Assuring safety before human trials can begin
The researchers are performing additional preclinical studies of the therapy in guinea pigs, which, unlike mice, have naturally recurring outbreaks from latent herpes infections. As with the mice, the initial focus of this research is in HSV-1, which is primarily associated with cold sores. However, Fred Hutch researcher Dr. Anna Wald points out that recent studies, including one she published with colleagues at the University of Washington, are hinting at a shift.
HSV-1 is becoming — particularly in first infections for adults under 30 — the leading cause of genital herpes, the more feared condition that has been traditionally associated with HSV-2. Regardless, if the experimental therapy works for HSV-1, the researchers are confident it can be relatively easily adapted to target HSV-2.
Wald, who also heads the Division of Allergy and Infectious Diseases at UW, has been researching vaccines to prevent or treat HSV infection since 1991. She said that Jerome and Aubert’s work is a paradigm shift in the field, because the assumption has been that once a person is infected with a herpesvirus — and there are eight members of that family — it is impossible to get rid of that particular strain.
“It is a completely novel approach, in which you can take a member of the herpesvirus group and eradicate it from the host. As a proof of principle, the fact that it could be done on even one of them is kind of mind-boggling,” she said.

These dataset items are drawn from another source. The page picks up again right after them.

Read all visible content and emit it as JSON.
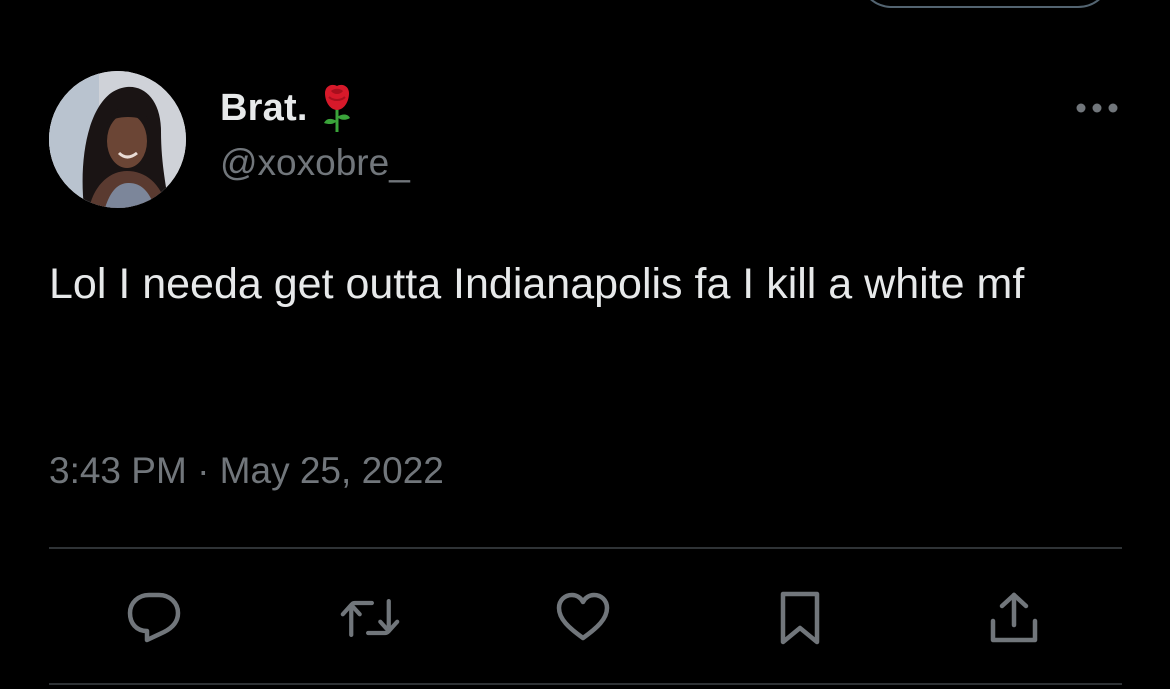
{
  "tweet": {
    "author": {
      "display_name": "Brat.",
      "handle": "@xoxobre_"
    },
    "text": "Lol I needa get outta Indianapolis fa I kill a white mf",
    "timestamp": "3:43 PM · May 25, 2022"
  },
  "icons": {
    "name_emoji": "rose-icon",
    "more": "more-icon",
    "reply": "reply-icon",
    "retweet": "retweet-icon",
    "like": "heart-icon",
    "bookmark": "bookmark-icon",
    "share": "share-icon"
  },
  "colors": {
    "background": "#000000",
    "primary_text": "#e7e9ea",
    "secondary_text": "#71767b",
    "divider": "#2f3336",
    "icon": "#71767b"
  }
}
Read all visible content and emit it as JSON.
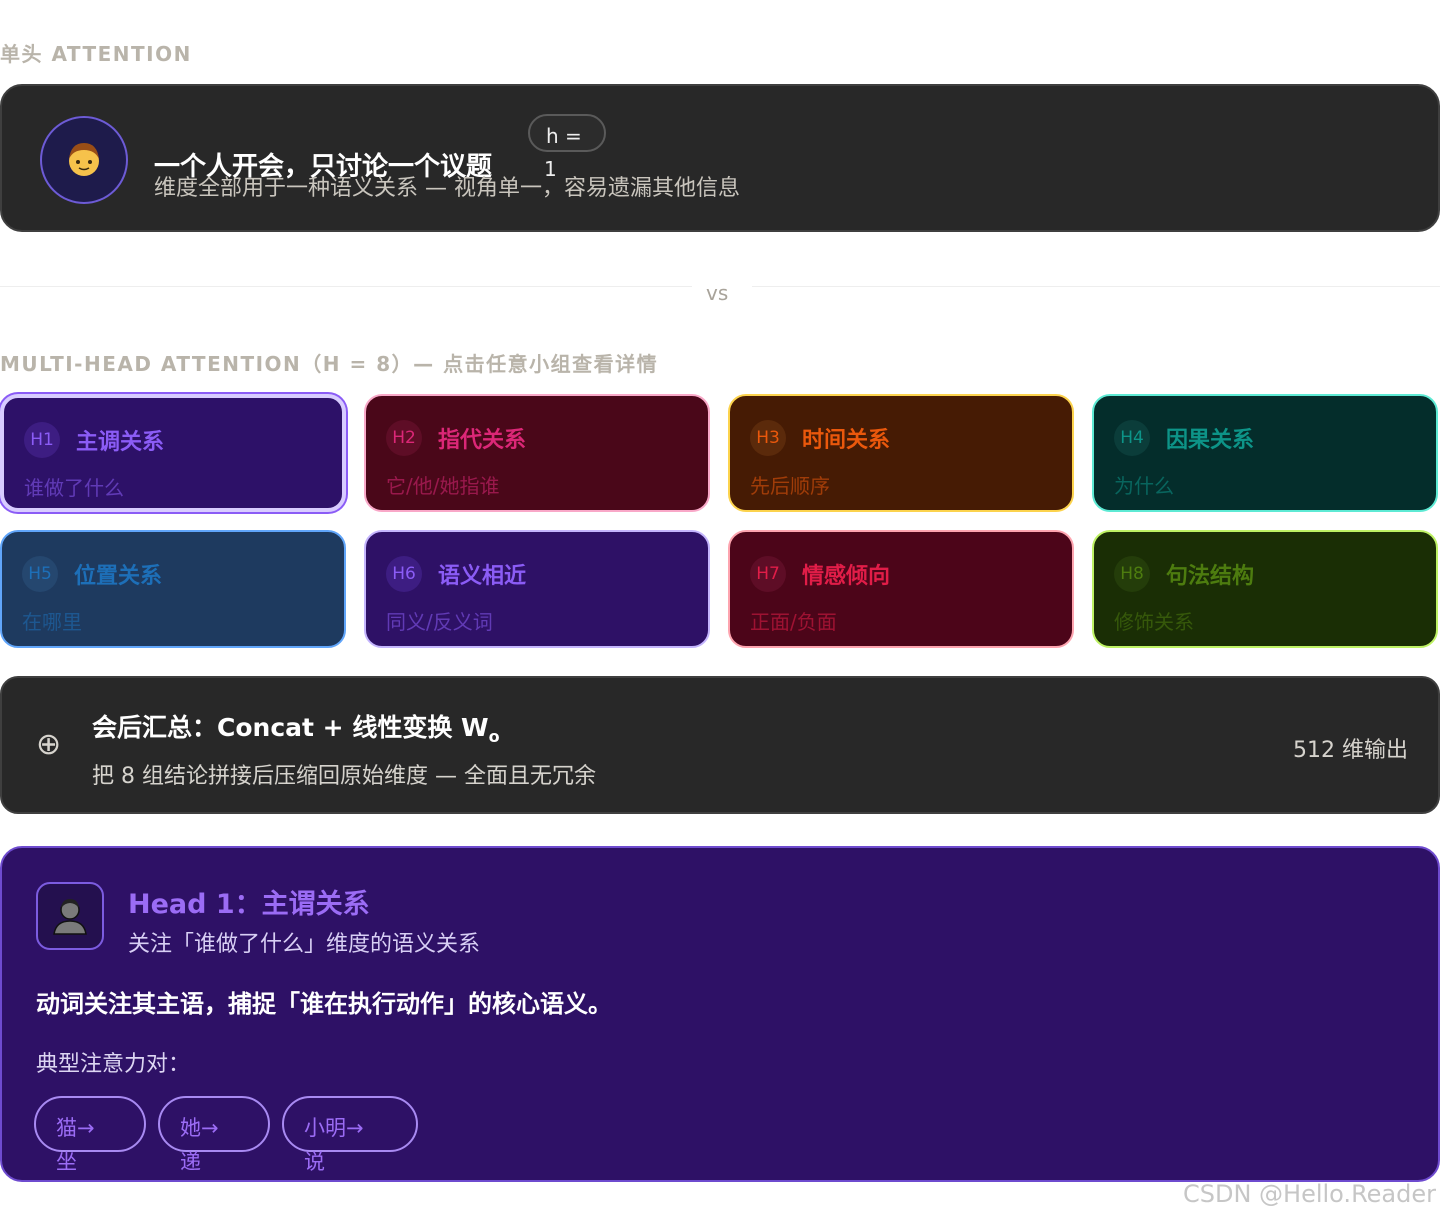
{
  "single": {
    "section_label": "单头 ATTENTION",
    "title": "一个人开会，只讨论一个议题",
    "subtitle": "维度全部用于一种语义关系 — 视角单一，容易遗漏其他信息",
    "badge_label": "h =",
    "badge_value": "1",
    "avatar_icon": "person-icon"
  },
  "divider": {
    "text": "vs"
  },
  "multi": {
    "section_label": "MULTI-HEAD ATTENTION（H = 8）— 点击任意小组查看详情",
    "heads": [
      {
        "id": "H1",
        "name": "主调关系",
        "desc": "谁做了什么",
        "bg": "#2d1168",
        "border": "#7c3aed",
        "accent": "#8b5cf6",
        "circle": "#3d1d82"
      },
      {
        "id": "H2",
        "name": "指代关系",
        "desc": "它/他/她指谁",
        "bg": "#4a0719",
        "border": "#f9a8c8",
        "accent": "#db2777",
        "circle": "#5e0d26"
      },
      {
        "id": "H3",
        "name": "时间关系",
        "desc": "先后顺序",
        "bg": "#461b04",
        "border": "#fcd34d",
        "accent": "#ea580c",
        "circle": "#5b2a0b"
      },
      {
        "id": "H4",
        "name": "因果关系",
        "desc": "为什么",
        "bg": "#042d2b",
        "border": "#5eead4",
        "accent": "#0d9488",
        "circle": "#0b3d3a"
      },
      {
        "id": "H5",
        "name": "位置关系",
        "desc": "在哪里",
        "bg": "#1e3a5f",
        "border": "#60a5fa",
        "accent": "#1d6fb8",
        "circle": "#25476f"
      },
      {
        "id": "H6",
        "name": "语义相近",
        "desc": "同义/反义词",
        "bg": "#2e1166",
        "border": "#c4b5fd",
        "accent": "#8b5cf6",
        "circle": "#3d1d82"
      },
      {
        "id": "H7",
        "name": "情感倾向",
        "desc": "正面/负面",
        "bg": "#4c0519",
        "border": "#fda4af",
        "accent": "#e11d48",
        "circle": "#5e0d26"
      },
      {
        "id": "H8",
        "name": "句法结构",
        "desc": "修饰关系",
        "bg": "#1a2e05",
        "border": "#bef264",
        "accent": "#4d7c0f",
        "circle": "#243d0a"
      }
    ]
  },
  "summary": {
    "icon": "plus-circle-icon",
    "title": "会后汇总：Concat + 线性变换 W",
    "title_sub": "o",
    "subtitle": "把 8 组结论拼接后压缩回原始维度 — 全面且无冗余",
    "right_text": "512 维输出"
  },
  "detail": {
    "avatar_icon": "person-dark-icon",
    "title": "Head 1：主谓关系",
    "subtitle": "关注「谁做了什么」维度的语义关系",
    "body": "动词关注其主语，捕捉「谁在执行动作」的核心语义。",
    "pairs_label": "典型注意力对：",
    "pairs": [
      {
        "top": "猫→",
        "bottom": "坐"
      },
      {
        "top": "她→",
        "bottom": "递"
      },
      {
        "top": "小明→",
        "bottom": "说"
      }
    ]
  },
  "watermark": "CSDN @Hello.Reader"
}
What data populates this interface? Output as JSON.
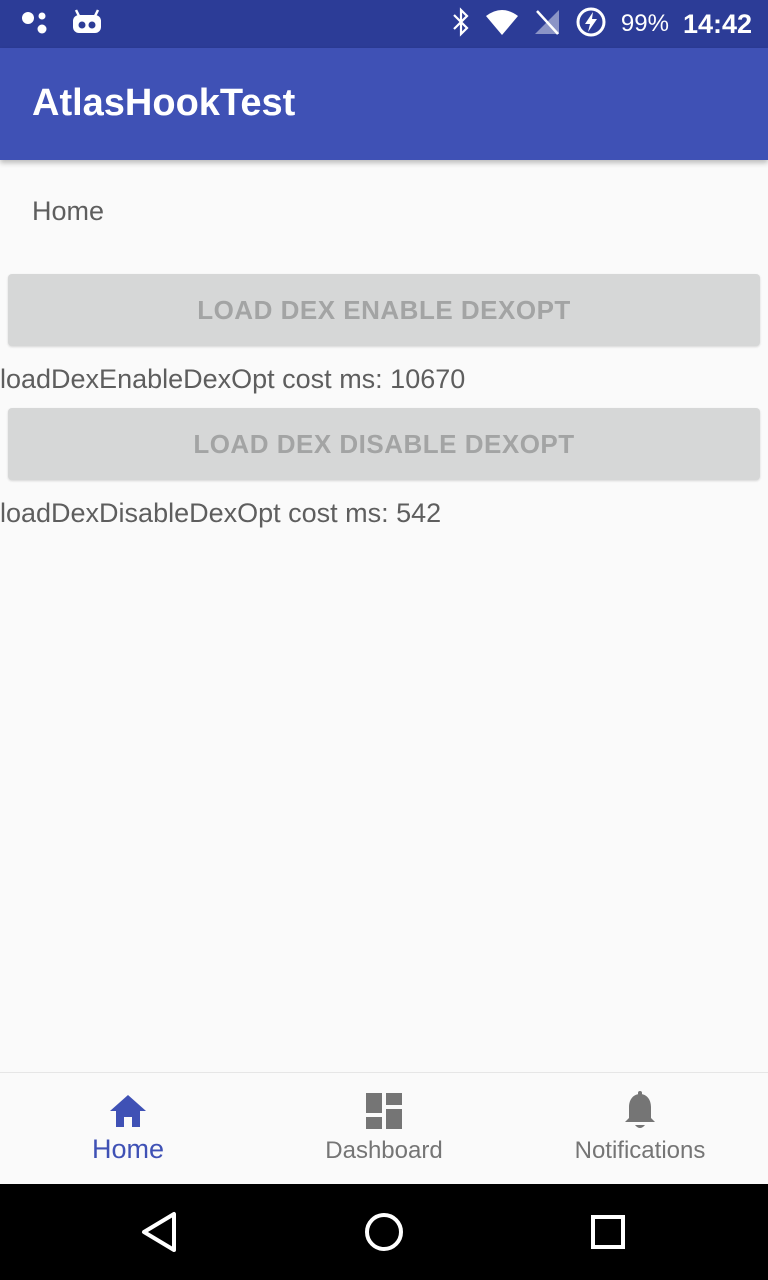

Jerome and Aubert are still hopeful that they can get FDA approval to test the therapy in humans in an early-stage clinical trial — designed primarily to ensure that it is safe — before the end of 2023. If the toxicity issues are more daunting, the hoped-for human studies will need to wait until those questions are resolved.
The work was funded by the National Institutes of Health, the Caladan Foundation and more than 1,600 individual donors. Cellectis developed the meganucleases used in this research.
Note: Scientists at Fred Hutch played a role in developing these discoveries, and Fred Hutch and certain of its scientists may benefit financially from this work in the future.